Cinq vagues d’immigration juive en Palestine
Le sionisme va
s’affirmer après cinq vagues d’immigrants juifs.
La première de ces
vagues commence en 1881,
immédiatement après l’assassinat du Tsar Alexandre II, qui déclenche, partout
dans l’empire russe, des débordements antijuifs.

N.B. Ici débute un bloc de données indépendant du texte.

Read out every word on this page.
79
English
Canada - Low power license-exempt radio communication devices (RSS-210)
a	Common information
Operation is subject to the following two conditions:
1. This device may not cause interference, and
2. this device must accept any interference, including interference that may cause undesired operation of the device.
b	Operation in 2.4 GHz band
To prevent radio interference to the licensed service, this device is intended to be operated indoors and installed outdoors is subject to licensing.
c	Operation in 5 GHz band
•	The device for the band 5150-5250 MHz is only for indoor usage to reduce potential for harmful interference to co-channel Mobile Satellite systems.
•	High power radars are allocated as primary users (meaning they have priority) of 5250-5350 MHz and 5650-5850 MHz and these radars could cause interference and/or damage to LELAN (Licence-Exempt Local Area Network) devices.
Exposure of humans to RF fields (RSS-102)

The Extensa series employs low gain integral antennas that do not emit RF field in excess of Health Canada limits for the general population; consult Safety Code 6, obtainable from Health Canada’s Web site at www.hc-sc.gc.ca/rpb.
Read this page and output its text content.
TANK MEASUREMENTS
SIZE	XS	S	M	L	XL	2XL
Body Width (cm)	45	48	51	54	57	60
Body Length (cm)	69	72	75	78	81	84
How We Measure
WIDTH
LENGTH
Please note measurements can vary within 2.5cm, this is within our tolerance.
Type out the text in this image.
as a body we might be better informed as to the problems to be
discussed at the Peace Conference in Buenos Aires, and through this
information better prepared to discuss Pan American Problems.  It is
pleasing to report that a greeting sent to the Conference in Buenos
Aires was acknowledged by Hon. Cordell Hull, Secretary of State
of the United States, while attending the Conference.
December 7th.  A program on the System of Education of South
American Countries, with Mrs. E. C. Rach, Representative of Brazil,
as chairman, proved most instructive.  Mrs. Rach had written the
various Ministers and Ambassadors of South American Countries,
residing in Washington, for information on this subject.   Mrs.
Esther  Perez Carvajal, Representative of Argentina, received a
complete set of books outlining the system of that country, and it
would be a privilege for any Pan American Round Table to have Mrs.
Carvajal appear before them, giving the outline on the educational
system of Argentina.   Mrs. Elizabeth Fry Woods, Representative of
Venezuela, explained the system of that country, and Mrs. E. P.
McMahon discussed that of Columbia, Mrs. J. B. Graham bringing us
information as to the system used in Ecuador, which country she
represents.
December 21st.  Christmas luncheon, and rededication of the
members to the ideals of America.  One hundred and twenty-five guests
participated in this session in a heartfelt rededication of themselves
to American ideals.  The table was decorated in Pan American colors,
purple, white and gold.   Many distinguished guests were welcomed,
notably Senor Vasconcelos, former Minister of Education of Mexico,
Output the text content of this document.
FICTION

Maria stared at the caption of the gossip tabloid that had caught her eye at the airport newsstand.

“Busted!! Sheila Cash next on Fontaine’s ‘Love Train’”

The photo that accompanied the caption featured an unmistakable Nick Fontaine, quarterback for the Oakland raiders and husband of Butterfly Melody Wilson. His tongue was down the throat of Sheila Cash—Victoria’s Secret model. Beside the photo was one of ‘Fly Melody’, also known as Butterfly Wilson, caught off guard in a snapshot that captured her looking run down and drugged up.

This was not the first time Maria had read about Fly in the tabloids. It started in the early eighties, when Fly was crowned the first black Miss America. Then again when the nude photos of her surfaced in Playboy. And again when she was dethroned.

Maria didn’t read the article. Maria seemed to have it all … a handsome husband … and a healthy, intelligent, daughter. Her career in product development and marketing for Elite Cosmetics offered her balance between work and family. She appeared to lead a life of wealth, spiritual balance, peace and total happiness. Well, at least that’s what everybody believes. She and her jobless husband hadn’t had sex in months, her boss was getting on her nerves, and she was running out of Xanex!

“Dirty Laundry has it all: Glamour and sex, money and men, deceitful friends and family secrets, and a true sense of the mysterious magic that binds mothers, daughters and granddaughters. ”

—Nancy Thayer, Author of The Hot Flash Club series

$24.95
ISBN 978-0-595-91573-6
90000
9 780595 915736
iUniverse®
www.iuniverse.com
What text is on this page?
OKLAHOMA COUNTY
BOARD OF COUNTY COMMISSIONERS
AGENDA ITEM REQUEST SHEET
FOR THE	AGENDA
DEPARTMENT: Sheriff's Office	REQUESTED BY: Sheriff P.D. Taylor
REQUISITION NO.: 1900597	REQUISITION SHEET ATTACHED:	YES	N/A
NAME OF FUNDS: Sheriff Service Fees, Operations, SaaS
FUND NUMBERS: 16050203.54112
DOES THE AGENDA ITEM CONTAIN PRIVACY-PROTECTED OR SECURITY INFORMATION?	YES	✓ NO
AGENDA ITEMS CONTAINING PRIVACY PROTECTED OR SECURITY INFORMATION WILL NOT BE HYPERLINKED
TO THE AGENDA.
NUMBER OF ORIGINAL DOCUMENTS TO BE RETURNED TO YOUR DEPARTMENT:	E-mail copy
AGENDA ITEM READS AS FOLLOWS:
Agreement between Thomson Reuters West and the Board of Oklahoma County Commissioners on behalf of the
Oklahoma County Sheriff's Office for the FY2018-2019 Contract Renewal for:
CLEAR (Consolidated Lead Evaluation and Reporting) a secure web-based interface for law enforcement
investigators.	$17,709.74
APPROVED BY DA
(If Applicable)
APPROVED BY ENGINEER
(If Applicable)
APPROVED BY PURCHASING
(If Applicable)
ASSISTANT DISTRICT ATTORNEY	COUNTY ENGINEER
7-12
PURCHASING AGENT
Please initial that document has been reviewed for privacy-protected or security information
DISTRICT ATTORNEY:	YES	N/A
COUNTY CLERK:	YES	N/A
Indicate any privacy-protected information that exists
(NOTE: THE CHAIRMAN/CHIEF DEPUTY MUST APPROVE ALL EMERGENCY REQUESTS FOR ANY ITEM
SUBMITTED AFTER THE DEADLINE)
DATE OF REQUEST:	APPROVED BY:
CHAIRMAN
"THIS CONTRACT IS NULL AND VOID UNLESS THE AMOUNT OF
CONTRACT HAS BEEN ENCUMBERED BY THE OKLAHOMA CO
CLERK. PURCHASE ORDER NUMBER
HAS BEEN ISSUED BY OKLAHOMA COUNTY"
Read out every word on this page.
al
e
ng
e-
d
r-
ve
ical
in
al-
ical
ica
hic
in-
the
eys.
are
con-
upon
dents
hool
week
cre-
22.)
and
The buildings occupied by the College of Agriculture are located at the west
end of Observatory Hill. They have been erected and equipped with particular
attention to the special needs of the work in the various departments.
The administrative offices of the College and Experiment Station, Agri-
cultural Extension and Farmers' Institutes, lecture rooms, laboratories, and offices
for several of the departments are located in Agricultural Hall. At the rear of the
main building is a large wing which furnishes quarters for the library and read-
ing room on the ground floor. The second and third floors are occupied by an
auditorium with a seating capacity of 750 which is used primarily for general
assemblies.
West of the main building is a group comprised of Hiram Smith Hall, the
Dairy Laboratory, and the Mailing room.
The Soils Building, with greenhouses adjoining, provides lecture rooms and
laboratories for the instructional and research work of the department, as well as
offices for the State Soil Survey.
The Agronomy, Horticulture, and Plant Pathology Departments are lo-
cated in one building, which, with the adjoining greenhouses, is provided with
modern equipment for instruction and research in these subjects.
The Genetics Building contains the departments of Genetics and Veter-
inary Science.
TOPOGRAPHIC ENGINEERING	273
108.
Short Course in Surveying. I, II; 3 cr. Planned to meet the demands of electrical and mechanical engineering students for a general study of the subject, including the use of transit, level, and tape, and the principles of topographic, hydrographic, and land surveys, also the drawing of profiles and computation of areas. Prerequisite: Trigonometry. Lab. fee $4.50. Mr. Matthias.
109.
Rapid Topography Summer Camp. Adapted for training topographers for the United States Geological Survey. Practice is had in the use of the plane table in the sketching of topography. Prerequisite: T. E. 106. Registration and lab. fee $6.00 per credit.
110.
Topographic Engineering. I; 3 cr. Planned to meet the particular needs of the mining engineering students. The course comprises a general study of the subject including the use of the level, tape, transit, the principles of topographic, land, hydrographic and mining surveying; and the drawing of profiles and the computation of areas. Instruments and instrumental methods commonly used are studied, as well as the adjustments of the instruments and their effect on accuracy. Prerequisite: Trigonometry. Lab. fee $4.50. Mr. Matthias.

La seconde vague arrive après l’échec de la
révolution russe de 1905, consécutive à l’effondrement de l’armée et de la
marine russes face au Japon, nouvelle puissance dans la zone pacifique. Cette
immigration de 1905 est fortement teintée de socialisme révolutionnaire et de
marxisme. Elle tentera d’infléchir l’idéologie sioniste dans un sens
socialiste, voudra faire d’une Palestine fortement judaïsée, par l’effet du Retour,
un modèle de société idéale, un système de nouveaux phalanstères socialistes et
égalitaires qu’aurait été le réseau des kibboutzim. Elle heurtera la
sensibilité traditionnelle des habitants autochtones, musulmans, chrétiens et
juifs (l’ancien peuplement, dit « Vieux Yishuv »), créant de la sorte
les premiers ferments de l’hostilité que voueront et la population arabe
musulmane/chrétienne et les traditionnalistes juifs à l’endroit des nouveaux
immigrants.
La troisième vague arrive après la révolution
russe de 1917 et compte, cette fois, bon nombre de non communistes, de libéraux
voire de conservateurs dont certains se mueront, tendances de l’époque
obligent, en nationalistes virulents.
La quatrième vague arrive après la prise du
pouvoir en Allemagne par les nationaux-socialistes et lorsque l’attitude
générale à l’endroit des juifs se détériorera dans des pays comme la Pologne,
la Hongrie ou la Roumanie.
La cinquième vague arrive après 1945. On connaît
l’épisode du navire « Exodus », dont on a tiré des films et qui fait
désormais partie de la mythologie sioniste. Elle consiste essentiellement en
« personnes déplacées » qui fuient surtout les systèmes soviétisés
qui s’instaurent en Europe centrale et orientale.
L’hétérogénéité
relative de ces cinq vagues d’immigration en Palestine fait du sionisme une
idéologie à facettes multiples. Certains historiens comptent jusqu’à une
trentaine de nuances, exprimées par des partis, des groupes, des cénacles, etc.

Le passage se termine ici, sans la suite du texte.